Net absorption for logistics facilities in the greater Tokyo area climbed to its highest level, exceeding the 1 million square metres (sqm) mark in the last quarter of 2019, the report said. The reported cited data from Ichigo Real Estate Service, which has been collecting real estate information since 2008.
The vacancy rate decreased from 5.1% in October 2018 to 2.6% in October 2019. “During this
period, advertised rent did not fall, remaining at around 4,200 yen per tsubo ($11 per sqm),” the report said.

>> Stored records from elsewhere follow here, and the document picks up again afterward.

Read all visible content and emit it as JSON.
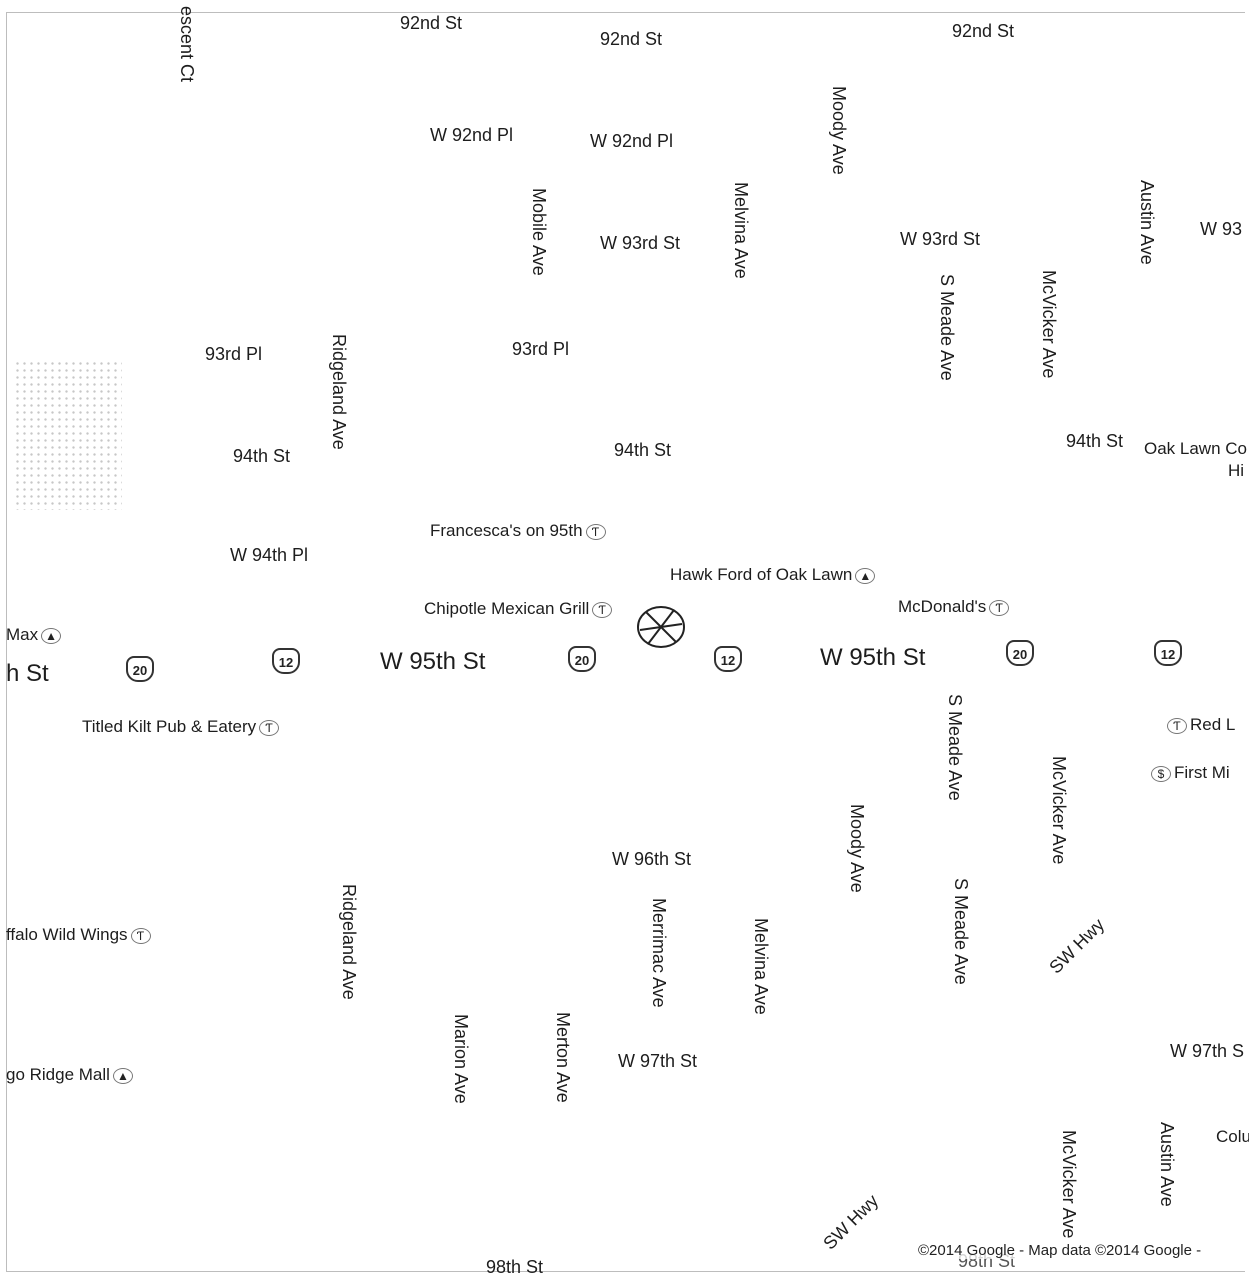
{
  "streets": {
    "w92nd_st_top": "92nd St",
    "n92nd_st_mid": "92nd St",
    "n92nd_st_right": "92nd St",
    "crescent_ct": "escent Ct",
    "w92nd_pl_left": "W 92nd Pl",
    "w92nd_pl_right": "W 92nd Pl",
    "moody_ave_top": "Moody Ave",
    "mobile_ave": "Mobile Ave",
    "melvina_ave_top": "Melvina Ave",
    "w93rd_st_left": "W 93rd St",
    "w93rd_st_right": "W 93rd St",
    "w93_edge": "W 93",
    "austin_ave_top": "Austin Ave",
    "s_meade_ave_top": "S Meade Ave",
    "mcvicker_ave_top": "McVicker Ave",
    "n93rd_pl_left": "93rd Pl",
    "n93rd_pl_mid": "93rd Pl",
    "ridgeland_ave_top": "Ridgeland Ave",
    "n94th_st_left": "94th St",
    "n94th_st_mid": "94th St",
    "n94th_st_right": "94th St",
    "w94th_pl": "W 94th Pl",
    "w95th_st_edge": "h St",
    "w95th_st_mid": "W 95th St",
    "w95th_st_right": "W 95th St",
    "s_meade_ave_mid": "S Meade Ave",
    "mcvicker_ave_mid": "McVicker Ave",
    "moody_ave_mid": "Moody Ave",
    "w96th_st": "W 96th St",
    "s_meade_ave_low": "S Meade Ave",
    "sw_hwy_upper": "SW Hwy",
    "ridgeland_ave_low": "Ridgeland Ave",
    "merrimac_ave": "Merrimac Ave",
    "melvina_ave_low": "Melvina Ave",
    "marion_ave": "Marion Ave",
    "merton_ave": "Merton Ave",
    "w97th_st_mid": "W 97th St",
    "w97th_st_right": "W 97th S",
    "mcvicker_ave_low": "McVicker Ave",
    "austin_ave_low": "Austin Ave",
    "sw_hwy_lower": "SW Hwy",
    "n98th_st": "98th St",
    "n98th_st_right": "98th St"
  },
  "pois": {
    "oak_lawn_line1": "Oak Lawn Co",
    "oak_lawn_line2": "Hi",
    "francescas": "Francesca's on 95th",
    "hawk_ford": "Hawk Ford of Oak Lawn",
    "chipotle": "Chipotle Mexican Grill",
    "mcdonalds": "McDonald's",
    "carmax_edge": "Max",
    "titled_kilt": "Titled Kilt Pub & Eatery",
    "red_l": "Red L",
    "first_mi": "First Mi",
    "buffalo_wild_wings": "ffalo Wild Wings",
    "chicago_ridge_mall": "go Ridge Mall",
    "colu": "Colu"
  },
  "icons": {
    "restaurant": "Ƭ",
    "shopping": "▲",
    "bank": "$"
  },
  "shields": {
    "us20_a": "20",
    "us12_a": "12",
    "us20_b": "20",
    "us12_b": "12",
    "us20_c": "20",
    "us12_c": "12"
  },
  "attribution": "©2014 Google - Map data ©2014 Google -"
}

It added that completions were at the highest level of 2.45 million sqm in 2019, and they are projected to fall year-on-year to 2.2 million sqm in 2020. Completions will reach a record high of over 3 million sqm in 2021, but demand is expected to catch up with supply.
In contrast, the office sector may see a softer market going forward with rents seen peaking in the second half of 2020.
The consensus of about 19 professionals is that the office occupancy rate will show a slight
decrease in 2020 as supply increases, with rent seen flat to moderately higher.
For Tokyo’s office space sector, a “mass supply” is expected from 2018 up until 2020. However, the vacancy rate in the five central wards of Tokyo has remained low at 1.56% as at end-November 2019. The numbers signalled that the challenge of surplus office space in 2020, which had caused some concerns, is easily surmountable, according to Nikkei.
Analysts, however, warned that a potential slowdown of the Japanese economy could hurt demand in the office and logistics sector. Other downside risks include uncertainty over the U.S. presidential elections in November 2020, the on-going U.S.-China trade war and local market conditions post-Olympics.